Mario Iannaccone, MD, an interventional cardiologist in Turin, Italy, provides video footage and a description of how he and his team managed a STEMI patient with severe cardiogenic shock. The patient was a 58-year-old male who presented on a Saturday morning with a severe anterior STEMI. He experienced ventricular fibrillation while being transported to the hospital and by the time he arrived in the cath lab he had severe biventricular dysfunction and he was hypotensive with acidosis, a lactate of 10, and worsening clinical hypoperfusion.

Dr. Iannaccone describes the importance of stratifying and phenotyping patients to determine an appropriate intervention. In this case, he classified the patient as SCAI stage D with postcardiac arrest as risk modifier and biventricular shock. The next step was to determine whether to start treatment with inotropes or mechanical circulatory support (MCS). He emphasizes that this patient was in deep shock and in need of Impella® support while he started adrenaline and noradrenaline. He explains that it was critical to quickly support the patient, so he placed an Impella via right femoral access for left-side support. As soon as the Impella was placed, Dr. Iannaccone recounts that the patient had a complete loss of pulsatility and very rapid improvement in mean arterial pressure (MAP).

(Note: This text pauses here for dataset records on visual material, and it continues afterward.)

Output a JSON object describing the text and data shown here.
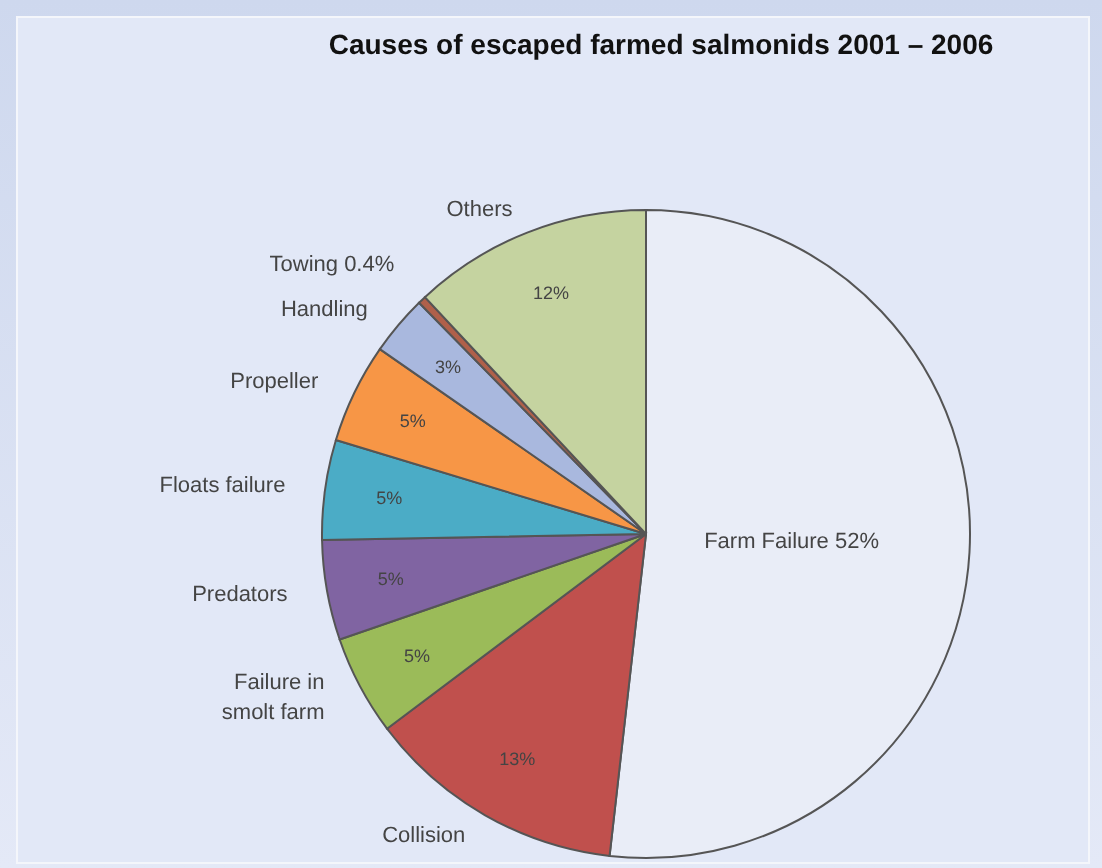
{
  "chart_data": {
    "type": "pie",
    "title": "Causes of escaped farmed salmonids 2001 – 2006",
    "categories": [
      "Farm Failure",
      "Collision",
      "Failure in smolt farm",
      "Predators",
      "Floats failure",
      "Propeller",
      "Handling",
      "Towing",
      "Others"
    ],
    "values": [
      52,
      13,
      5,
      5,
      5,
      5,
      3,
      0.4,
      12
    ],
    "value_labels": [
      "52%",
      "13%",
      "5%",
      "5%",
      "5%",
      "5%",
      "3%",
      "0.4%",
      "12%"
    ],
    "colors": [
      "#e9edf7",
      "#c0504d",
      "#9bbb59",
      "#8064a2",
      "#4bacc6",
      "#f79646",
      "#a9b8de",
      "#b0604a",
      "#c5d3a0"
    ]
  }
}
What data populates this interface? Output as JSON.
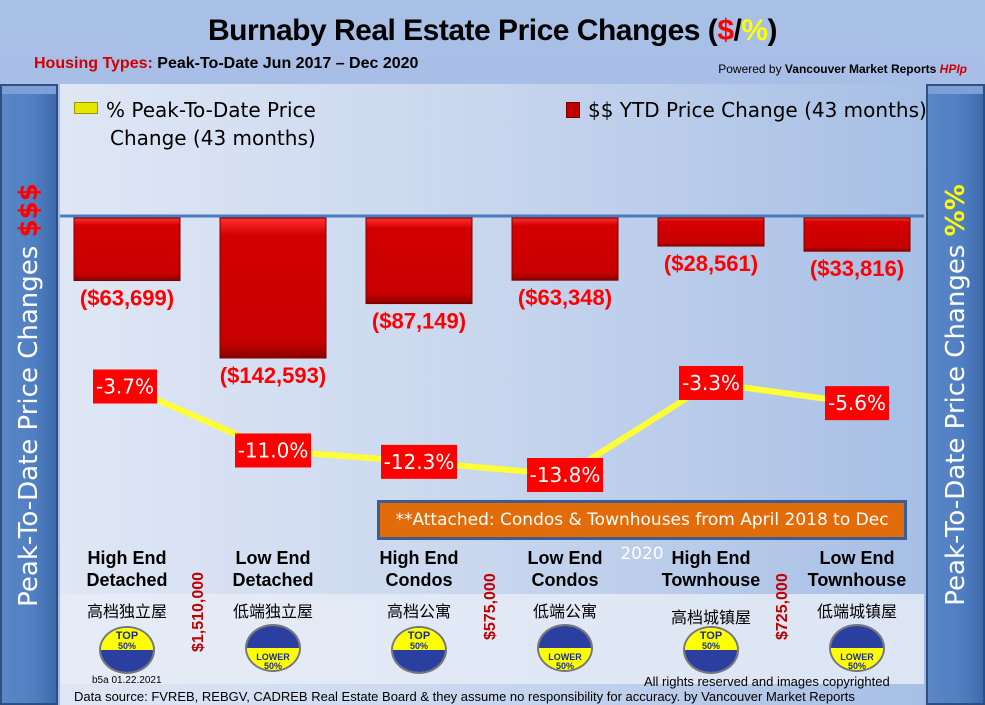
{
  "header": {
    "title_main": "Burnaby Real Estate Price Changes (",
    "title_dollar": "$",
    "title_slash": "/",
    "title_percent": "%",
    "title_close": ")",
    "subtitle_label": "Housing Types:",
    "subtitle_value": " Peak-To-Date Jun 2017 – Dec 2020",
    "powered_prefix": "Powered by ",
    "powered_brand": "Vancouver Market Reports ",
    "powered_hpi": "HPIp"
  },
  "side_panels": {
    "left_text": "Peak-To-Date Price Changes ",
    "left_symbol": "$$$",
    "right_text": "Peak-To-Date  Price  Changes ",
    "right_symbol": "%%"
  },
  "legend": {
    "pct_line1": "% Peak-To-Date Price",
    "pct_line2": "Change (43 months)",
    "usd": "$$ YTD Price Change (43 months)"
  },
  "note": "**Attached: Condos & Townhouses from April 2018 to Dec 2020",
  "categories_cn": [
    "高档独立屋",
    "低端独立屋",
    "高档公寓",
    "低端公寓",
    "高档城镇屋",
    "低端城镇屋"
  ],
  "badges": [
    {
      "line1": "TOP",
      "line2": "50%",
      "type": "top"
    },
    {
      "line1": "LOWER",
      "line2": "50%",
      "type": "lower"
    },
    {
      "line1": "TOP",
      "line2": "50%",
      "type": "top"
    },
    {
      "line1": "LOWER",
      "line2": "50%",
      "type": "lower"
    },
    {
      "line1": "TOP",
      "line2": "50%",
      "type": "top"
    },
    {
      "line1": "LOWER",
      "line2": "50%",
      "type": "lower"
    }
  ],
  "thresholds": [
    "$1,510,000",
    "$575,000",
    "$725,000"
  ],
  "footer": {
    "version": "b5a 01.22.2021",
    "rights": "All rights reserved and  images copyrighted",
    "source": "Data source: FVREB, REBGV, CADREB Real Estate Board & they assume no responsibility for accuracy. by Vancouver Market Reports"
  },
  "colors": {
    "bar": "#cc0000",
    "line": "#ffff33",
    "label_bg": "#ff0000",
    "note_bg": "#e36c0a",
    "badge_yellow": "#ffff00",
    "badge_blue": "#2b3fa0"
  },
  "chart_data": {
    "type": "bar",
    "title": "Burnaby Real Estate Price Changes ($/%)",
    "subtitle": "Housing Types: Peak-To-Date Jun 2017 – Dec 2020",
    "categories": [
      "High End Detached",
      "Low End Detached",
      "High End Condos",
      "Low End Condos",
      "High End Townhouse",
      "Low End Townhouse"
    ],
    "category_lines": [
      [
        "High End",
        "Detached"
      ],
      [
        "Low End",
        "Detached"
      ],
      [
        "High End",
        "Condos"
      ],
      [
        "Low End",
        "Condos"
      ],
      [
        "High End",
        "Townhouse"
      ],
      [
        "Low End",
        "Townhouse"
      ]
    ],
    "series": [
      {
        "name": "$$ YTD Price Change (43 months)",
        "type": "bar",
        "values": [
          -63699,
          -142593,
          -87149,
          -63348,
          -28561,
          -33816
        ],
        "labels": [
          "($63,699)",
          "($142,593)",
          "($87,149)",
          "($63,348)",
          "($28,561)",
          "($33,816)"
        ]
      },
      {
        "name": "% Peak-To-Date Price Change (43 months)",
        "type": "line",
        "values": [
          -3.7,
          -11.0,
          -12.3,
          -13.8,
          -3.3,
          -5.6
        ],
        "labels": [
          "-3.7%",
          "-11.0%",
          "-12.3%",
          "-13.8%",
          "-3.3%",
          "-5.6%"
        ]
      }
    ],
    "legend_position": "top",
    "grid": false
  }
}
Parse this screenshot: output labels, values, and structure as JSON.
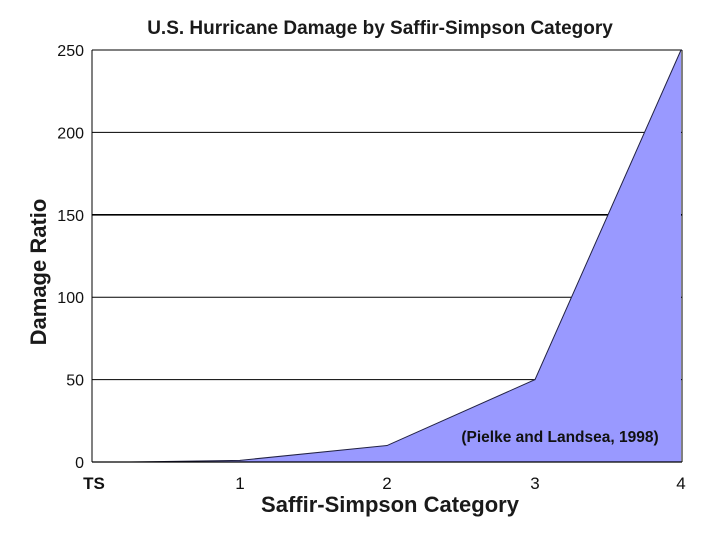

Using a single access approach he performed a coronary angiography which revealed total left main occlusion. He performed primary PCI with thrombus aspiration and placed one drug-eluting stent. At the end of the procedure the patient was on Impella support at P9, and still had acidosis, high lactate, and an ejection fraction of only 10%. While right ventricular function had normalized, the patient remained in SCAI stage D shock with left ventricular dysfunction. 
Dr. Iannacconne waited one hour with the patient in the cath lab and when the patient remained in refractory shock despite two inotropes, he chose to add VA ECMO from the left groin. He explains that he chose VA ECMO over Impella 5.5® with SmartAssist® heart pump because it was Saturday, and while they could call the surgeon to place Impella 5.5 with SmartAssist, it was faster and easier to place VA ECMO.

After initiating ECpella support (the combination of VA ECMO and Impella support), Dr. Iannaccone was able to reduce Impella level to P4 and stop inotropes. After six hours the patient had complete lactate clearance and went to the ICU. At 48 hours the patient’s shock was SCAI stage A with ECpella support and Dr. Iannaccone could start weaning the patient from VA ECMO. He saw good LV recovery and was then able to wean the patient from Impella support.
In his concluding remarks, Dr. Iannaccone emphasizes the importance of a multidisciplinary team approach in such complex cases and the necessity to act quickly to assess and manage the patient.